The new Afghan Fund, managed by an international board of trustees and shielded from the Taliban, could pay for critical imports such as electricity, cover debt payments to international financial institutions and fund the printing of new currency.

“The Afghan Fund will protect, preserve and make targeted disbursements of that $3.5 billion to help provide greater stability to the Afghan economy,” the US Treasury said in a statement on Wednesday, according to the Reuters news agency.

The creation of the new trust fund comes after months of talks between US President Joe Biden’s administration, Switzerland, other parties and the Taliban, who demand the return of billions of dollars in Afghan central bank assets held in the US and elsewhere.

“This fund will protect and preserve the Afghan central bank reserves while making targeted disbursements to help stabilise Afghanistan’s economy and ultimately support its people and work to alleviate the worst effects of the humanitarian crisis,” US State Department spokesperson Ned Price told reporters on Wednesday.

Price said the money would be transferred “as soon as possible” without providing a concrete date.

There was no immediate comment by the Taliban.
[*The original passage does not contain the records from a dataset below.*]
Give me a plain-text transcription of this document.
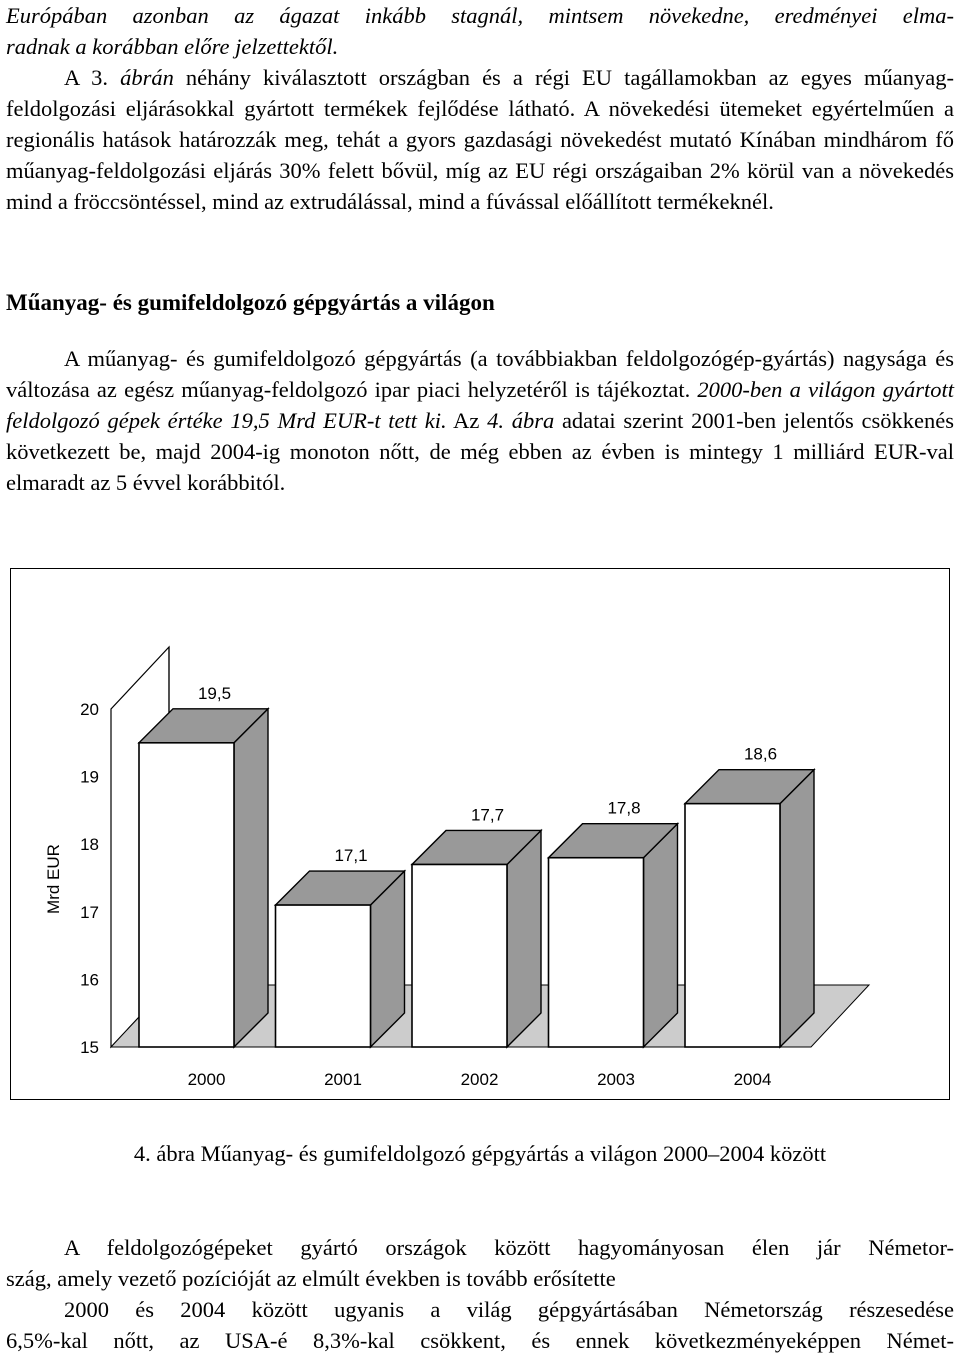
Európában azonban az ágazat inkább stagnál, mintsem növekedne, eredményei elma-

radnak a korábban előre jelzettektől.

A 3. ábrán néhány kiválasztott országban és a régi EU tagállamokban az egyes műanyag-feldolgozási eljárásokkal gyártott termékek fejlődése látható. A növekedési ütemeket egyértelműen a regionális hatások határozzák meg, tehát a gyors gazdasági növekedést mutató Kínában mindhárom fő műanyag-feldolgozási eljárás 30% felett bővül, míg az EU régi országaiban 2% körül van a növekedés mind a fröccsöntéssel, mind az extrudálással, mind a fúvással előállított termékeknél.

Műanyag- és gumifeldolgozó gépgyártás a világon

A műanyag- és gumifeldolgozó gépgyártás (a továbbiakban feldolgozógép-gyártás) nagysága és változása az egész műanyag-feldolgozó ipar piaci helyzetéről is tájékoztat. 2000-ben a világon gyártott feldolgozó gépek értéke 19,5 Mrd EUR-t tett ki. Az 4. ábra adatai szerint 2001-ben jelentős csökkenés következett be, majd 2004-ig monoton nőtt, de még ebben az évben is mintegy 1 milliárd EUR-val elmaradt az 5 évvel korábbitól.

15
16
17
18
19
20
Mrd EUR
19,5
2000
17,1
2001
17,7
2002
17,8
2003
18,6
2004
4. ábra Műanyag- és gumifeldolgozó gépgyártás a világon 2000–2004 között

A feldolgozógépeket gyártó országok között hagyományosan élen jár Németor-

szág, amely vezető pozícióját az elmúlt években is tovább erősítette

2000 és 2004 között ugyanis a világ gépgyártásában Németország részesedése

6,5%-kal nőtt, az USA-é 8,3%-kal csökkent, és ennek következményeképpen Német-
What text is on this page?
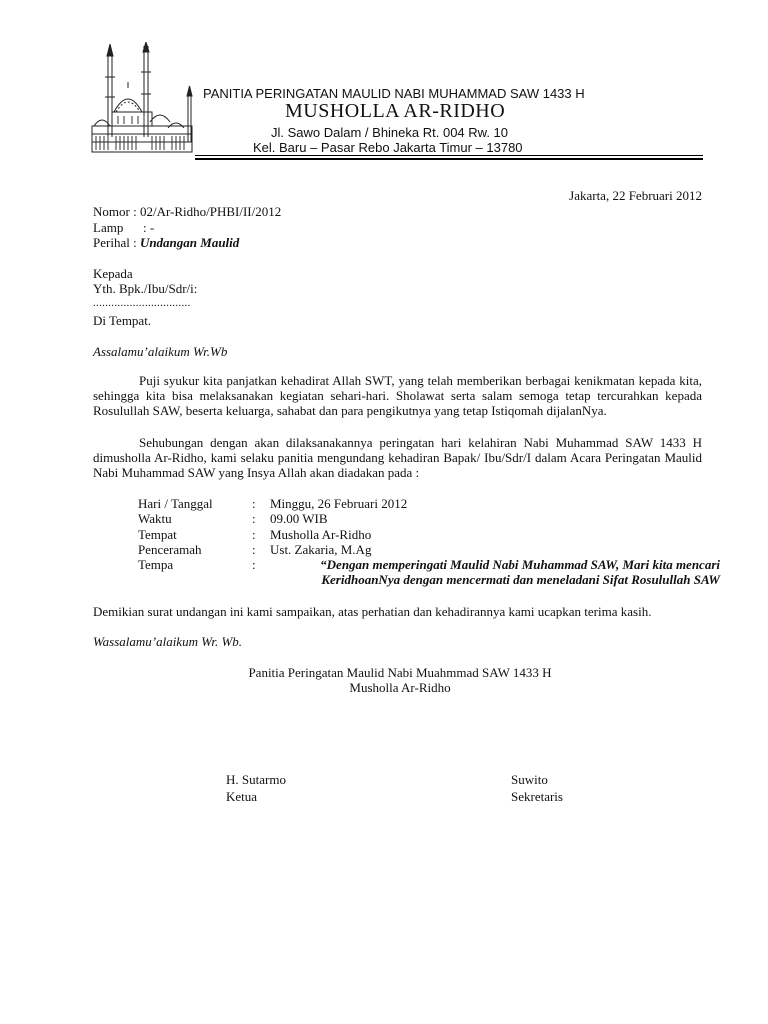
PANITIA PERINGATAN MAULID NABI MUHAMMAD SAW 1433 H
MUSHOLLA AR-RIDHO
Jl. Sawo Dalam / Bhineka Rt. 004 Rw. 10
Kel. Baru – Pasar Rebo Jakarta Timur – 13780
Jakarta, 22 Februari 2012
Nomor : 02/Ar-Ridho/PHBI/II/2012
Lamp : -
Perihal : Undangan Maulid
Kepada
Yth. Bpk./Ibu/Sdr/i:
................................
Di Tempat.
Assalamu’alaikum Wr.Wb
Puji syukur kita panjatkan kehadirat Allah SWT, yang telah memberikan berbagai kenikmatan kepada kita, sehingga kita bisa melaksanakan kegiatan sehari-hari. Sholawat serta salam semoga tetap tercurahkan kepada Rosulullah SAW, beserta keluarga, sahabat dan para pengikutnya yang tetap Istiqomah dijalanNya.
Sehubungan dengan akan dilaksanakannya peringatan hari kelahiran Nabi Muhammad SAW 1433 H dimusholla Ar-Ridho, kami selaku panitia mengundang kehadiran Bapak/ Ibu/Sdr/I dalam Acara Peringatan Maulid Nabi Muhammad SAW yang Insya Allah akan diadakan pada :
Hari / Tanggal	: Minggu, 26 Februari 2012
Waktu	: 09.00 WIB
Tempat	: Musholla Ar-Ridho
Penceramah	: Ust. Zakaria, M.Ag
Tempa	:	“Dengan memperingati Maulid Nabi Muhammad SAW, Mari kita mencari
KeridhoanNya dengan mencermati dan meneladani Sifat Rosulullah SAW
Demikian surat undangan ini kami sampaikan, atas perhatian dan kehadirannya kami ucapkan terima kasih.
Wassalamu’alaikum Wr. Wb.
Panitia Peringatan Maulid Nabi Muahmmad SAW 1433 H
Musholla Ar-Ridho
H. Sutarmo
Ketua
Suwito
Sekretaris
In June, a Taliban government source, speaking on condition of anonymity, told Reuters that while the group did not reject the concept of a trust fund, they opposed third-party control of the fund that would hold and disburse returned reserves.
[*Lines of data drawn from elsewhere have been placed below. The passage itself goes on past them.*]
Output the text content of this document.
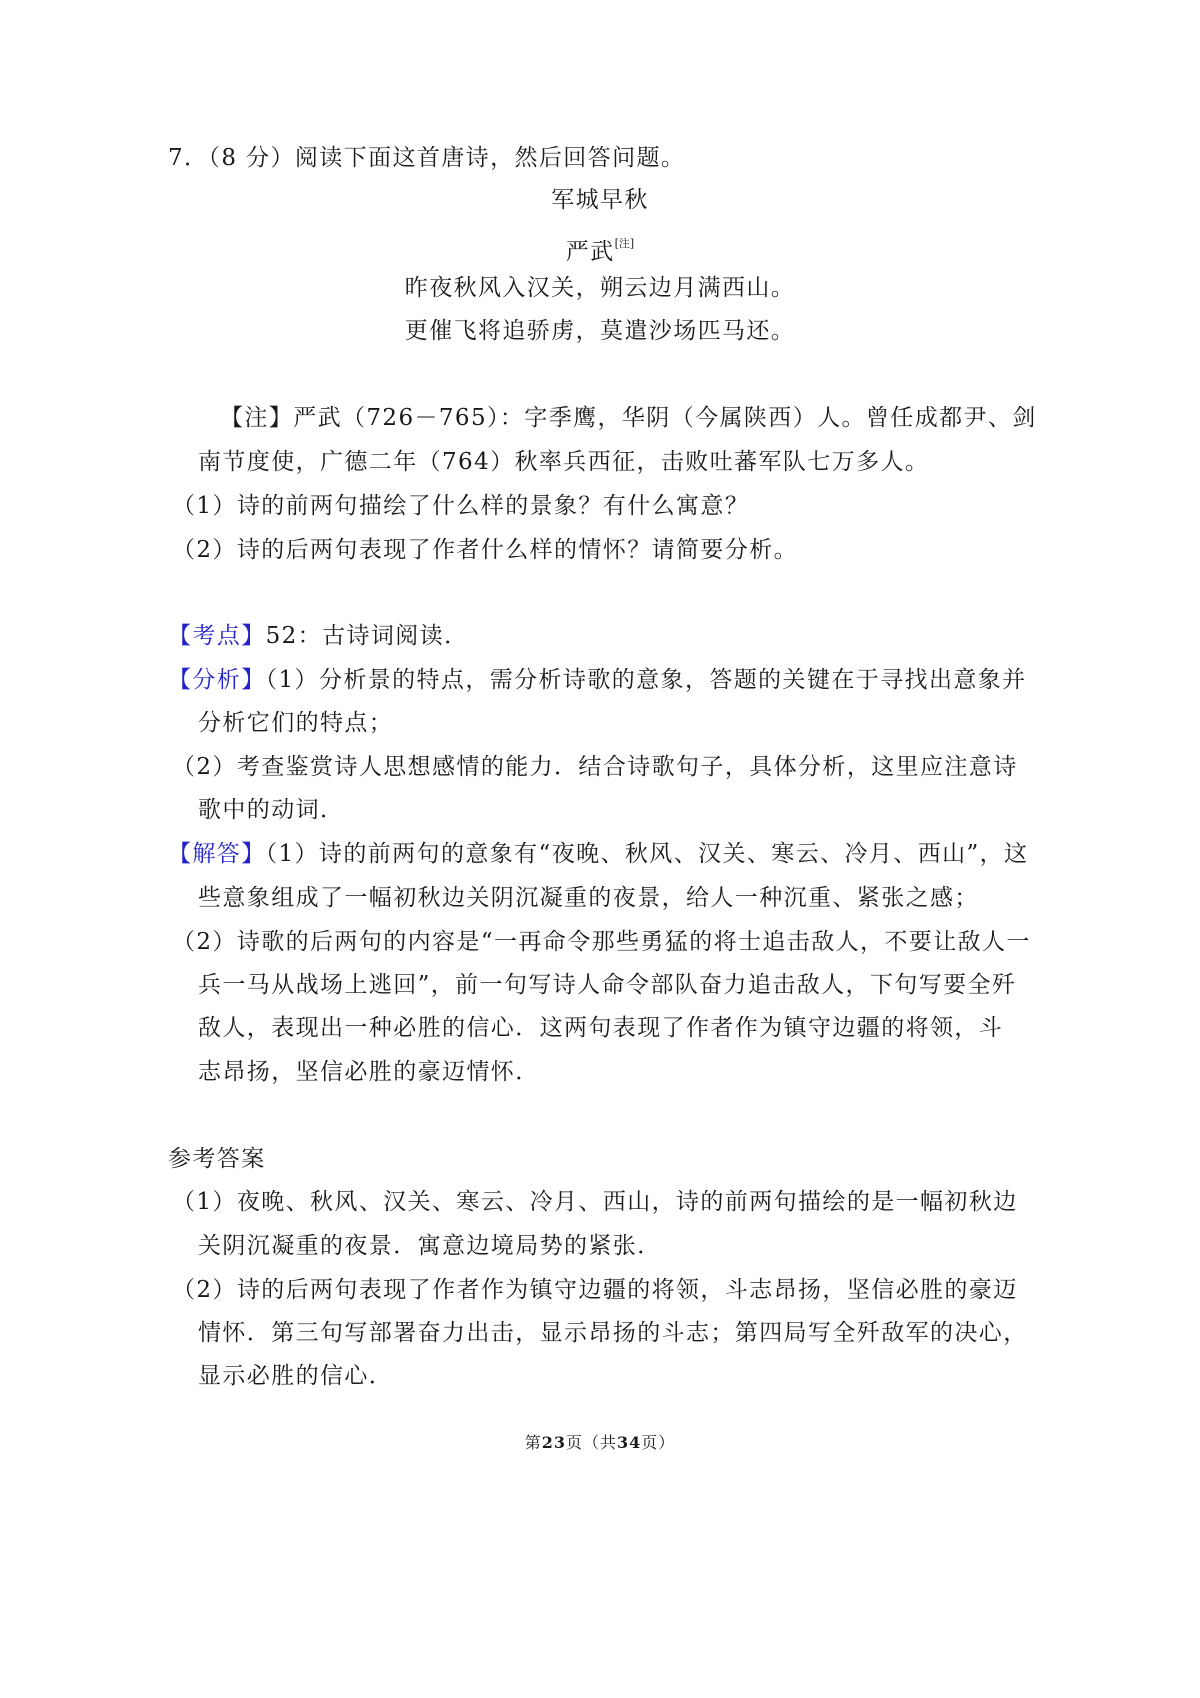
7．（8 分）阅读下面这首唐诗，然后回答问题。
军城早秋
严武[注]
昨夜秋风入汉关，朔云边月满西山。
更催飞将追骄虏，莫遣沙场匹马还。
【注】严武（726－765）：字季鹰，华阴（今属陕西）人。曾任成都尹、剑
南节度使，广德二年（764）秋率兵西征，击败吐蕃军队七万多人。
（1）诗的前两句描绘了什么样的景象？有什么寓意？
（2）诗的后两句表现了作者什么样的情怀？请简要分析。
【考点】52：古诗词阅读．
【分析】（1）分析景的特点，需分析诗歌的意象，答题的关键在于寻找出意象并
分析它们的特点；
（2）考查鉴赏诗人思想感情的能力．结合诗歌句子，具体分析，这里应注意诗
歌中的动词．
【解答】（1）诗的前两句的意象有“夜晚、秋风、汉关、寒云、冷月、西山”，这
些意象组成了一幅初秋边关阴沉凝重的夜景，给人一种沉重、紧张之感；
（2）诗歌的后两句的内容是“一再命令那些勇猛的将士追击敌人，不要让敌人一
兵一马从战场上逃回”，前一句写诗人命令部队奋力追击敌人，下句写要全歼
敌人，表现出一种必胜的信心．这两句表现了作者作为镇守边疆的将领，斗
志昂扬，坚信必胜的豪迈情怀．
参考答案
（1）夜晚、秋风、汉关、寒云、冷月、西山，诗的前两句描绘的是一幅初秋边
关阴沉凝重的夜景．寓意边境局势的紧张．
（2）诗的后两句表现了作者作为镇守边疆的将领，斗志昂扬，坚信必胜的豪迈
情怀．第三句写部署奋力出击，显示昂扬的斗志；第四局写全歼敌军的决心，
显示必胜的信心．
第23页（共34页）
US officials said no money would go to the Afghan central bank, known as DAB until it is “free of political interference”.

“Until these conditions are met, sending assets to DAB would place them at unacceptable risk and jeopardize them as a source of support for the Afghan people,” US Deputy Treasury Secretary Wally Ademeyo said in a letter to the central bank’s Supreme Council seen by Reuters.

The new fund is housed in the Bank for International Settlements (BIS), which provides financial services to central banks. In a statement on Wednesday, BIS said it was “establishing a customer relationship” with the new fund.

“The BIS’ role is limited to providing banking services to and executing the instructions of the Board of Trustees of the Fund without involvement in the Fund’s governance or decision making. The BIS will comply with all applicable sanctions and regulations,” it added.




It will not resolve serious problems driving dire economic and humanitarian crises threatening to worsen as winter approaches. Nearly half of Afghanistan’s 40 million people face “acute hunger,” according to the United Nations.

US officials said the fund will be overseen by a board comprising a US government representative; a Swiss government representative; Anwar-ul-haq Ahady; a former Afghan central bank chief and former finance minister; and Shah Mehrabi, a US academic who remains on the DAB Supreme Council.

The Taliban’s biggest fiscal challenge is developing new revenues to compensate for financial aid that provided up to 75 percent of government spending that the US and other donors ended after the Taliban takeover.

The economic woes have also been driven by decades of war, drought, the COVID-19 pandemic, endemic corruption and a cut-off of the central bank from the international banking system.

US President Joe Biden, in February sequestered “for the benefit of the Afghan people” the $3.5bn in DAB assets to be transferred into the new trust fund.

The other $3.5bn is being contested in lawsuits against the Taliban stemming from the September 11, 2001 attacks on the US. Courts could decide to release that money, which could be deposited in the new trust fund.

“That other 3.5bn remains subject to litigation, and so we’re going to let that litigation proceed,” Price said on Wednesday.

Another approximately $2bn in Afghan central bank assets held in European and Emirati banks also could end up in the fund.